La corriente eléctrica contagia mi cuerpo y sólo un par de segundos después me pierdo en ella gruñendo un juramento ininteligible.
La observo siguiendo el contorno de su cara con mis dedos.
Está preciosa en ese estado febril, con la piel encendida y el pelo revuelto.
Quiero conservarla así el máximo tiempo posible, así que me levanto, la cojo en brazos y la alzo suavemente del suelo.
Paula rodea mi cuello con sus brazos y hunde su cara en ellos. Su olor se ha mezclado con el mío en mi piel. Es perfecto, casi irreal.

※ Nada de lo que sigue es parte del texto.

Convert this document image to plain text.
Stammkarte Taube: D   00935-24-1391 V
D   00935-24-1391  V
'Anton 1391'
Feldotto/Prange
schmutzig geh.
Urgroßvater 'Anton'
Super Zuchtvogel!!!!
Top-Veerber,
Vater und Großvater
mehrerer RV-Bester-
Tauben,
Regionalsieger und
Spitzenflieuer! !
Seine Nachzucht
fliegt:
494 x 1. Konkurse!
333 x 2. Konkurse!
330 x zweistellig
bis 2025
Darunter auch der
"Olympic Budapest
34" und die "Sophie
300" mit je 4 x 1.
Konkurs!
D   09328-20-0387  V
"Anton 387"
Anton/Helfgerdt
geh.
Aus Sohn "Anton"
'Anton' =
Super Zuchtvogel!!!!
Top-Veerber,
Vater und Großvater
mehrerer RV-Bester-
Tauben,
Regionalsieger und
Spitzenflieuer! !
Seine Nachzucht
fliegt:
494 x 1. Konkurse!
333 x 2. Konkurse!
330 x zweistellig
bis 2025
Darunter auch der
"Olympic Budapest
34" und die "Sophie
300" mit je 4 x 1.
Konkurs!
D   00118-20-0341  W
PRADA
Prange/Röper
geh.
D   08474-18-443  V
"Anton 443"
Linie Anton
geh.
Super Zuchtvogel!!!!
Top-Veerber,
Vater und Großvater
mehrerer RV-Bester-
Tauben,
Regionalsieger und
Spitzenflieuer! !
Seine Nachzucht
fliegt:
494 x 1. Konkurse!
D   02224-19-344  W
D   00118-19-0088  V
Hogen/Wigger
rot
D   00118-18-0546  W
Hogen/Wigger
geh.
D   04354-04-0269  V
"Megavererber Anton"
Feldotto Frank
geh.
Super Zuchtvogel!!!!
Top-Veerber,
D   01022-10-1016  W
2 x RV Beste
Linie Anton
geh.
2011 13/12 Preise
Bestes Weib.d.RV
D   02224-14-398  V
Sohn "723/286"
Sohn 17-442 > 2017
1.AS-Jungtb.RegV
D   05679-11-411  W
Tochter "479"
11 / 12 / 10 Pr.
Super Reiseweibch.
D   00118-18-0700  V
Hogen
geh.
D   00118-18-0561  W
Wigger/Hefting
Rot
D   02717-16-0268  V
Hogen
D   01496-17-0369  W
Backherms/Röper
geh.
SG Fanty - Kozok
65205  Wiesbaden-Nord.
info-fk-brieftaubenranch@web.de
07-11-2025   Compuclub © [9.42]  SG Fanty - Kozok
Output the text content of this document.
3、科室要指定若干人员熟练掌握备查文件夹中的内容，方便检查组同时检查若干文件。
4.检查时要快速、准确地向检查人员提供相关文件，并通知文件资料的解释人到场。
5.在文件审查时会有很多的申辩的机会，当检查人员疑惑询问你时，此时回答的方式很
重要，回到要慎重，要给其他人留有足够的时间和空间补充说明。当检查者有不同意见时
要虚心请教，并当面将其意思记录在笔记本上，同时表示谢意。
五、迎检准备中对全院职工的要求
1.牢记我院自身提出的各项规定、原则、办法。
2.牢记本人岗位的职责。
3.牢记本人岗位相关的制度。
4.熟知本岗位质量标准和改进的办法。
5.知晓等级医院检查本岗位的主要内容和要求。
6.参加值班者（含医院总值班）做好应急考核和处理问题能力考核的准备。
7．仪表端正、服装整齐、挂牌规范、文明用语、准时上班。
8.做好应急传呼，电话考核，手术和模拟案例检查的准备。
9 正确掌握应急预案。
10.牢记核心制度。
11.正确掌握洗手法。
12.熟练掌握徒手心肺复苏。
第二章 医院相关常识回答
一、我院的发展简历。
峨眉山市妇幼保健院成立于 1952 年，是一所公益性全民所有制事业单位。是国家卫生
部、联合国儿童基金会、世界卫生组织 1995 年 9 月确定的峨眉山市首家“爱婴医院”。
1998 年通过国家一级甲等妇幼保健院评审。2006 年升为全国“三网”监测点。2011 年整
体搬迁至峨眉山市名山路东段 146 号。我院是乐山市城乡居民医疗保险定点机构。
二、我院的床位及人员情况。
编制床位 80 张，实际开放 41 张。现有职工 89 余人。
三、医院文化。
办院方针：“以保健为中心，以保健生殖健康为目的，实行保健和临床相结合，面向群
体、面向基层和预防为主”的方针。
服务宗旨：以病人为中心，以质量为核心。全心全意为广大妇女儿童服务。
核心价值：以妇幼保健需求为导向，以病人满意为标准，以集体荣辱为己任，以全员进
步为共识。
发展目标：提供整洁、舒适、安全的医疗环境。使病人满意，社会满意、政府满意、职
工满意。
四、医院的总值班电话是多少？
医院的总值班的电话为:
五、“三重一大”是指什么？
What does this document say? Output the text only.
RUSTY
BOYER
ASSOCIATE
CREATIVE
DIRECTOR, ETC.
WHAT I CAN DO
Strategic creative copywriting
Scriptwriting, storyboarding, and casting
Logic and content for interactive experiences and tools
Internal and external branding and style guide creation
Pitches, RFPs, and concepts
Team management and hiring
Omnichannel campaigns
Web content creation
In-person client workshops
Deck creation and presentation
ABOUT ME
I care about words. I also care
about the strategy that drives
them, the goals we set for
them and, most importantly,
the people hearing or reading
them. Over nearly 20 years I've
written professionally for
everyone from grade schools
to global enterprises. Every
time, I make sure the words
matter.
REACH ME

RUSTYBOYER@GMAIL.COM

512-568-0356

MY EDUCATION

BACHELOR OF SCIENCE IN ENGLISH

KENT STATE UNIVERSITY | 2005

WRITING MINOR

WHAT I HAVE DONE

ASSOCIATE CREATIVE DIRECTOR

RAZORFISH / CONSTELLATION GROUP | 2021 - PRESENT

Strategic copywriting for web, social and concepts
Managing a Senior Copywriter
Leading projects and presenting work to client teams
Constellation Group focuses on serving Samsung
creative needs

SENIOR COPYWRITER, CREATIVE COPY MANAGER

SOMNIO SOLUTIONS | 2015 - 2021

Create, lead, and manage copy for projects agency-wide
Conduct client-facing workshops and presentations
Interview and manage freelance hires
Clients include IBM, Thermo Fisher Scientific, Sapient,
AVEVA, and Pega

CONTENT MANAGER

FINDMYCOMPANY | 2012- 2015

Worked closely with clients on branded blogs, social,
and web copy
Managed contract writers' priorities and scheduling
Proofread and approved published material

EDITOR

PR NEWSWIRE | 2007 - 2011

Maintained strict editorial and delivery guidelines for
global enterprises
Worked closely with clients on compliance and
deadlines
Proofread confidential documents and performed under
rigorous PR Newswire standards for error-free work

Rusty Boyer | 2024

Entramos y la tumbo en la cama, pero, antes de que me haya separado del todo, ella me toma de la mano con los ojos cerrados y la respiración tranquila.
—Por favor, no te vayas —murmura.
Yo sonrío sin poder apartar mis ojos de ella y, sin soltarla, me tumbo a su lado. Ella acomoda su espalda contra mi pecho, acurrucándose sobre mi brazo, y yo deslizo mi otra mano por su cintura y la estrecho contra mi cuerpo. Otra vez sin dudas, ni preguntas, simplemente dejándonos llevar.
Pierdo la nariz en su pelo e inspiro suavemente.
—No voy a irme a ninguna parte —susurro.
La noto sonreír y, aún vestidos, nos quedamos dormidos.